Brides and grooms never want to consider the worst-case scenario, especially when it comes to one of life’s happiest days, but in the off chance you find yourself in a wedding pickle, it can pay to be prepared.
Here’s what to do in the event of a postponement or cancellation.
1. What if I need to postpone the wedding?
There are a host of reasons why you might consider postponing a wedding, whether it’s because of inclement weather or a family emergency.
If you’re on the fence on whether or not to push back the wedding, consider a few things, like what your vendor contracts may say about rescheduling. Will you be fined or lose out on the deposits you’ve already made?
Look at your finances to figure out if you’ll be able to swing any monetary consequences that may ensue.
If the decision has been made to reschedule, first things first — notify your guests as soon as possible and preferably by mail or via phone.
2. What if we call off the wedding?
Things happen. And if it comes to the point that you need to call off the wedding, for whatever reason, start by telling your guests.
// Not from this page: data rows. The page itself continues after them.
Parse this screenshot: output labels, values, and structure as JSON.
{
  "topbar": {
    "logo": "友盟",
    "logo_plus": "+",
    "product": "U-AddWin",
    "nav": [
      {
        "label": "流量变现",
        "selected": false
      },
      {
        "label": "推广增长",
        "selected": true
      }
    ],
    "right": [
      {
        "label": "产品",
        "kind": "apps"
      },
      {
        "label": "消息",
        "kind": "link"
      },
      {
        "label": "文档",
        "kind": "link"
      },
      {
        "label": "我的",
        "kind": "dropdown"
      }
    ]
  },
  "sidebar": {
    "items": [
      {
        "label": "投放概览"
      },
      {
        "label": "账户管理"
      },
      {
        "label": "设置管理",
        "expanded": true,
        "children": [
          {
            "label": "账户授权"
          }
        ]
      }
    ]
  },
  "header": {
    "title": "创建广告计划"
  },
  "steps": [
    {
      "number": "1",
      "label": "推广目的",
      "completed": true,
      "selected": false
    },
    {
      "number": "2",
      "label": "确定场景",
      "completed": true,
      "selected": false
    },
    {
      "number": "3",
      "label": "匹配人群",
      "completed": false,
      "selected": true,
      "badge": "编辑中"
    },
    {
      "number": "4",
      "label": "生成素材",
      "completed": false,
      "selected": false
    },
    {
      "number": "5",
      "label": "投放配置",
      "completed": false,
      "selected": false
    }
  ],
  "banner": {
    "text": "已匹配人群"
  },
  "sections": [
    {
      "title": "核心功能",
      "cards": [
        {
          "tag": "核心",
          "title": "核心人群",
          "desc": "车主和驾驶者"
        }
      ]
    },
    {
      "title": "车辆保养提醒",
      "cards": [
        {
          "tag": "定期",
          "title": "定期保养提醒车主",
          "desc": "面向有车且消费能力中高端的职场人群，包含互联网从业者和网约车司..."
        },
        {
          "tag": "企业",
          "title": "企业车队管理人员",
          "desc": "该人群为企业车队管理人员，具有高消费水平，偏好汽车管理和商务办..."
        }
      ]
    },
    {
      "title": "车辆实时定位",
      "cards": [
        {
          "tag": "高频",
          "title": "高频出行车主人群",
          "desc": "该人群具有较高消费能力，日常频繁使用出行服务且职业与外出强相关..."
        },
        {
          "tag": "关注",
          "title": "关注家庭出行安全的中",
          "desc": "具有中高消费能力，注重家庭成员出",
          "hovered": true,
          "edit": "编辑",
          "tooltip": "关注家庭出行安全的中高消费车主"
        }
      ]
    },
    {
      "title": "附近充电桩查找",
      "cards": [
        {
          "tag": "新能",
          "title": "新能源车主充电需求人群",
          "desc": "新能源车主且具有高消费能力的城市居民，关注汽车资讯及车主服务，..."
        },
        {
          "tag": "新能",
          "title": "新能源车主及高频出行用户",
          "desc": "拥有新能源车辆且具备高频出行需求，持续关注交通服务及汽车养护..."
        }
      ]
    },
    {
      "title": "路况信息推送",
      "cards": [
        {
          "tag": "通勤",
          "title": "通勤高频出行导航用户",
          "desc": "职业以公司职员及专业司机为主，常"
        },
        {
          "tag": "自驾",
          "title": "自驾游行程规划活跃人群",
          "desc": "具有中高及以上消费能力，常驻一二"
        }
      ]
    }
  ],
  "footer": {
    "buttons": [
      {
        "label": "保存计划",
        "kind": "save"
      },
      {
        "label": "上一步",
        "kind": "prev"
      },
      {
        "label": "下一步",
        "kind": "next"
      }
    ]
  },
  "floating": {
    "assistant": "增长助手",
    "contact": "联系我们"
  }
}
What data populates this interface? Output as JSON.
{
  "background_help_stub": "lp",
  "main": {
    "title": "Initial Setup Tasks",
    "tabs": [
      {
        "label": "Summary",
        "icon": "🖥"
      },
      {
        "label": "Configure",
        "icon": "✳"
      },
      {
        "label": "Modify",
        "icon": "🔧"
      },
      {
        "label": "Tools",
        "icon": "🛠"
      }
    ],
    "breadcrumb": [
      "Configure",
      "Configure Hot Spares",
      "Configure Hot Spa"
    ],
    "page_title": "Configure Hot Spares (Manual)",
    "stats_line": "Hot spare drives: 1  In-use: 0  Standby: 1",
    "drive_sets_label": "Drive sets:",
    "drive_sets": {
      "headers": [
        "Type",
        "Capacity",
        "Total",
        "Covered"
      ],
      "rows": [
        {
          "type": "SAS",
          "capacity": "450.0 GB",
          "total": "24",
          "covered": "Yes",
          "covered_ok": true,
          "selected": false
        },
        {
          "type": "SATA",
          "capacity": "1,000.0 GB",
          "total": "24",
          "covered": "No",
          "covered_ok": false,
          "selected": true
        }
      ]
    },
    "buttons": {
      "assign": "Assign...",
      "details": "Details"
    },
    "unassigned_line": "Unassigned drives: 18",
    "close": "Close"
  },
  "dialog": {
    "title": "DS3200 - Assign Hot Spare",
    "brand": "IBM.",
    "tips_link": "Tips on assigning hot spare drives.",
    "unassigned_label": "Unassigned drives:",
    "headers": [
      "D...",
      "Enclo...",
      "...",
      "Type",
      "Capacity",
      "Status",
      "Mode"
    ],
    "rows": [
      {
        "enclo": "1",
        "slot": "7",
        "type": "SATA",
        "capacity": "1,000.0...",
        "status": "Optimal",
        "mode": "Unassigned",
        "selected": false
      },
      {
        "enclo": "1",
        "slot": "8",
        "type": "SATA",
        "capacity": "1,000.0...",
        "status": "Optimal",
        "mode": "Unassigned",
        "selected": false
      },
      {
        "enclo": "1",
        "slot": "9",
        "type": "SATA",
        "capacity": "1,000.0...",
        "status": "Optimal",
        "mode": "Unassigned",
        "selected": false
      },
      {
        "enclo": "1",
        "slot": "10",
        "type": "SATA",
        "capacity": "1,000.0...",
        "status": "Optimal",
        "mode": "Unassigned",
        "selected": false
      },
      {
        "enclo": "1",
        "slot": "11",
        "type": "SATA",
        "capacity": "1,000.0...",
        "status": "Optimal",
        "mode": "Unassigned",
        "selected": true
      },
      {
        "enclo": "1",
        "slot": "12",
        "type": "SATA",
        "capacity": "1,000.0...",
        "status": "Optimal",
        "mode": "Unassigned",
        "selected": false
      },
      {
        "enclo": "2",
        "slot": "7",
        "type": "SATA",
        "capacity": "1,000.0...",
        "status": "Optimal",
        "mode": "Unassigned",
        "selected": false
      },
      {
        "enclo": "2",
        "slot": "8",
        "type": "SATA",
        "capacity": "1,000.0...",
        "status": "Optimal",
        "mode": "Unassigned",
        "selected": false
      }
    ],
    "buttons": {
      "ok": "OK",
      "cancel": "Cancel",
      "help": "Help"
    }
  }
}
Similar to postponing the wedding, if there’s time, you should send out a notification via mail and worded in similar formal writing. Don’t feel the need to explain why the wedding has been canceled — that can be done in person. A short, succinct, “The wedding of bride and groom has been postponed indefinitely” will get the message across. If there isn’t time to send out mailed messages, someone needs to call each guest to notify them of the cancellation.
After notifying guests, you should immediately notify any vendors you have booked. Explain the situation and consult the contracts you’ve signed to see if you can recoup any deposits you may have already made.
The farther away you are from the date when giving vendors notice, the better chance you have.
Though it doesn’t hurt to double check, unfortunately, most wedding insurance policies won’t help with a change of heart.